ISLAMABAD, Sept 28: Although a woman supervises Pakistan’s banking sector as the central bank governor, a premier commercial bank of the country, according to one of its senior officials, cannot accept women as witnesses in what a prominent lawyer and senator described on Sunday as a “gender-based discrimination” violating the Constitution and Islamic injunctions.

The Allied Bank’s regional head for credit administration department in Islamabad said this was being done under “court instructions” and “government of Pakistan rules”.

“Witnesses of ladies are not acceptable (sic),” said a memo from the official to a bank branch in Islamabad in connection with a credit facility against Defence Savings Certificates that was finalised on Saturday after the applicant was made to substitute a promissory note signed by two male witnesses for one that bore signatures of as many women, while several other papers needed for the arrangement were all signed by male witnesses.

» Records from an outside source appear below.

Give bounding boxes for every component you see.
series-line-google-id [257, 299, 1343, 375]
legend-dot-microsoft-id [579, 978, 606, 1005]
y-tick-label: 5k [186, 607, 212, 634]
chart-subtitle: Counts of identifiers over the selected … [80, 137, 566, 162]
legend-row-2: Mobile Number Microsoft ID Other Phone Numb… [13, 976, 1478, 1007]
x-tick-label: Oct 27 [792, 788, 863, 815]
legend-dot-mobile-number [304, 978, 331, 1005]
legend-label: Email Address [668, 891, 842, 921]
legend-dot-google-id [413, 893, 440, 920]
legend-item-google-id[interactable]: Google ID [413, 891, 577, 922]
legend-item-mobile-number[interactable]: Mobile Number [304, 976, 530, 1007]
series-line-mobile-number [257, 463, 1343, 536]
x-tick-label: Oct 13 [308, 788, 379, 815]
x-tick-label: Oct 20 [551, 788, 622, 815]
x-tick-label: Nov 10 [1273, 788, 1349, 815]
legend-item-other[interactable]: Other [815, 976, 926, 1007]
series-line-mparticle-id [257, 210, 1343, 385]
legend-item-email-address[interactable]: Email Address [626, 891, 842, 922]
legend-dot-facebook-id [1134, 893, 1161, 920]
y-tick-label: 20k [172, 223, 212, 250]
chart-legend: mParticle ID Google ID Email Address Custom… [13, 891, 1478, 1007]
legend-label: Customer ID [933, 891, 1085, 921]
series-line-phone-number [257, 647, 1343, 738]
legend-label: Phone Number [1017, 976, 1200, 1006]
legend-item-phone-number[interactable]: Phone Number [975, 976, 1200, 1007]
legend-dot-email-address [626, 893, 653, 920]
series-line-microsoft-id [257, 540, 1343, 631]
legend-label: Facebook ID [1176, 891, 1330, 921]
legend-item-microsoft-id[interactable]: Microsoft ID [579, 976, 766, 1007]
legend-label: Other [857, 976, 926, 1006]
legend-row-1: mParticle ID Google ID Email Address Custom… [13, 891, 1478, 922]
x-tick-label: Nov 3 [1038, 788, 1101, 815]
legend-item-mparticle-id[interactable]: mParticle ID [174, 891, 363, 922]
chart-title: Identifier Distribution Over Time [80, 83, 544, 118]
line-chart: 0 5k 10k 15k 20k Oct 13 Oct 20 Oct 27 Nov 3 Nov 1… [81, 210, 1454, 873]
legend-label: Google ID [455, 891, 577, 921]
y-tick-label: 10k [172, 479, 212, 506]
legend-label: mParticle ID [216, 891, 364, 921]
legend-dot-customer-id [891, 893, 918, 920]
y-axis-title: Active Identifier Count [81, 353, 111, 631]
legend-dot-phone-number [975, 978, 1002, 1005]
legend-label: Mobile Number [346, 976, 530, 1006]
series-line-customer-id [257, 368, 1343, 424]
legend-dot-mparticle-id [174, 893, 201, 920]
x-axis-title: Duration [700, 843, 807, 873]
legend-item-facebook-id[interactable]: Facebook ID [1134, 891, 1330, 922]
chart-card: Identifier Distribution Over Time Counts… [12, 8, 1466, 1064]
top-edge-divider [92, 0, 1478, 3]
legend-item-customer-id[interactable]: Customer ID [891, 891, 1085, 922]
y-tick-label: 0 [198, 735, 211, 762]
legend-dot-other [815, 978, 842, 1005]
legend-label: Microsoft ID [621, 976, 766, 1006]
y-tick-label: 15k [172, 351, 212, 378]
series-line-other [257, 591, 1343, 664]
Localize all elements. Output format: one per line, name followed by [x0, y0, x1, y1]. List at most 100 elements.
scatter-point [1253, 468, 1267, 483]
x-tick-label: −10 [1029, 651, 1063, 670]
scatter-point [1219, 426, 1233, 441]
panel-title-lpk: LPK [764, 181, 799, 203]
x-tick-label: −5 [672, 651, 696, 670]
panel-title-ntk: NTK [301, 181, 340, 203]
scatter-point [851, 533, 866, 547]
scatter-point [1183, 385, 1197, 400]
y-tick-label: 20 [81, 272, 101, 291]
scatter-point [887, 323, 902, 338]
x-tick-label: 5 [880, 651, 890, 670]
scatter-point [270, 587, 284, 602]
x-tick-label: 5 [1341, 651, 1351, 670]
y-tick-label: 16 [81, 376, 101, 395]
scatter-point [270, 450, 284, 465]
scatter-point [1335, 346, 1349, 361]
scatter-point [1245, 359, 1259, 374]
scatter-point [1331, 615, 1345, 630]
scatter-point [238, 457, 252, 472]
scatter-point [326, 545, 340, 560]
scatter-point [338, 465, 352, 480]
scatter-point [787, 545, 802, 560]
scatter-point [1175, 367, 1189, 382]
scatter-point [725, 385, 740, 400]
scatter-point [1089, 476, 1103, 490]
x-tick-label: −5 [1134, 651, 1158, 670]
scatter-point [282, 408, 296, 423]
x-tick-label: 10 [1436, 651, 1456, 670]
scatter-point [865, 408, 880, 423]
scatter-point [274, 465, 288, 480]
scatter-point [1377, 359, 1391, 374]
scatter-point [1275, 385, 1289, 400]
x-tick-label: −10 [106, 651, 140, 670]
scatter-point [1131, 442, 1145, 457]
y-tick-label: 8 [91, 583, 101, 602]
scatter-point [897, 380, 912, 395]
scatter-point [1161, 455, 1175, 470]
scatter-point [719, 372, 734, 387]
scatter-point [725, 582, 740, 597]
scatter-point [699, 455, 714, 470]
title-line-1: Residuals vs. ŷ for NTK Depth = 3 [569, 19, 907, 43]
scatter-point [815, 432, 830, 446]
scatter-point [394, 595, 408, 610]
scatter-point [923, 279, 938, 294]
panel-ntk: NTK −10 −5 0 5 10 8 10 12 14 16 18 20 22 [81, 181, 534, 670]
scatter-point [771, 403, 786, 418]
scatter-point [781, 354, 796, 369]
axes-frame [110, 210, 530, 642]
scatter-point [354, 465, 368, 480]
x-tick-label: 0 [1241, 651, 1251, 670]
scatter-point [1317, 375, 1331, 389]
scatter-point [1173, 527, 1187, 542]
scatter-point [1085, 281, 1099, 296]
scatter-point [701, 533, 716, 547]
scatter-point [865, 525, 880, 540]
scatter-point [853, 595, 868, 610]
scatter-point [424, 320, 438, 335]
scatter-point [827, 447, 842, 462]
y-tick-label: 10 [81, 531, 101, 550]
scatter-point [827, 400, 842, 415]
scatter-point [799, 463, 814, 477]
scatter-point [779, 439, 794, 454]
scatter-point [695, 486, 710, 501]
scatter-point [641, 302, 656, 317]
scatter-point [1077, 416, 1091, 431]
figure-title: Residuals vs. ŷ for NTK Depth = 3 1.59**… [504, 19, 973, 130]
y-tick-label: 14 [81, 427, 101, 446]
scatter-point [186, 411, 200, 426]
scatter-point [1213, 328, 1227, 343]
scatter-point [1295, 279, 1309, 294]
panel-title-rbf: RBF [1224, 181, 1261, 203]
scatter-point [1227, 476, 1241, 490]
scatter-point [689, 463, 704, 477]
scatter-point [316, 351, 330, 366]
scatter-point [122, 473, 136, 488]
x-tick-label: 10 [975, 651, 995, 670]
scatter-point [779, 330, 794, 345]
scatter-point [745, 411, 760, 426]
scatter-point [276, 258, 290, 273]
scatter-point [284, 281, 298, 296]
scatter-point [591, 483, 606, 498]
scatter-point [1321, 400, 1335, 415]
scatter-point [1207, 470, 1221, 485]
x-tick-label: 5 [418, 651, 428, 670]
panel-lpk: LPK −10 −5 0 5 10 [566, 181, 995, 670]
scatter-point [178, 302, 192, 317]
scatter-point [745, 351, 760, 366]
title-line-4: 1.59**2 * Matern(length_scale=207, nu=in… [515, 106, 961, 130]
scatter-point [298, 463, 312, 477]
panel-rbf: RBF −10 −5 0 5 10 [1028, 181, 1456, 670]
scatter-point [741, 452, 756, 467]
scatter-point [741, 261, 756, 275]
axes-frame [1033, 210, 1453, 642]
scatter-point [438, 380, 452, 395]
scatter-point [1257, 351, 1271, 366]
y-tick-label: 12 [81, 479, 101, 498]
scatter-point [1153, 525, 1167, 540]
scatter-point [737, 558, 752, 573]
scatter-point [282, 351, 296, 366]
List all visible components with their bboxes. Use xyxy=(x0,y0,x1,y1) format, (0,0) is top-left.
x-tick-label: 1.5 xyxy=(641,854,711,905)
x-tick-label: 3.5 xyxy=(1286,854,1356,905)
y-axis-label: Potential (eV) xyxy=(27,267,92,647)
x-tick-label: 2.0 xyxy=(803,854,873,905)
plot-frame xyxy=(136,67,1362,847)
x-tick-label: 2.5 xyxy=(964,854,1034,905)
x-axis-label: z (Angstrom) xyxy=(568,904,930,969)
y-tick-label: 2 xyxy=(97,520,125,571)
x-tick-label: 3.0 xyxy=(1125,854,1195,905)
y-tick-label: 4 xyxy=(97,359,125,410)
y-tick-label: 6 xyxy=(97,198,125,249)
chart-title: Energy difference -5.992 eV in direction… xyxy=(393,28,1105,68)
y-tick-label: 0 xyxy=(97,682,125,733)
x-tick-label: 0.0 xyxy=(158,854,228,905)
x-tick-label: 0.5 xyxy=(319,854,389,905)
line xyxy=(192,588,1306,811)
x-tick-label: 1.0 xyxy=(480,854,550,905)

This correspondent, who was shown the memo as an applicant for the facility, asked the bank official, Mr Saeed Akhtar, by telephone whether he was sure women could not stand as witnesses in such case. He replied: “Yes surely. I am doing this for 20 years.”

The official did not specify any law or a prudential regulation banning women from being witnesses but said this was being done lawfully although women held senior positions in the banking sector, whose supervisory State Bank of Pakistan is currently headed by its first woman governor Shamshad Akhtar.

“This is clear-cut violation of the injunctions of the holy Quran laid down in the dictum of God which says that ladies can testify competently under all heads and in all courts and obligations,” PPP Senator Babar Awan told Dawn when asked about the legal position on the issue, which he said could be raised in parliament.

He said that even under the controversial Qanun-i-Shahadat of 1984 enforced by then-military ruler General Mohammad Zia-ul-Haq, “men and women are equally competent to give evidence and stand as witnesses. In everyday judicial practice, women are appearing as competent witnesses and their testimony and depositions are being relied upon throughout the country as well as globally.”

Mr Awan also noted that under Article 25 of the Constitution, gender-based discrimination violated the fundamental rights guaranteed by Pakistan’s supreme law and said: “Therefore, saying that women are not competent witnesses is not only a derogation of the injunctions of Islam but also contemptuous of the constitutional and judicial system of the country.”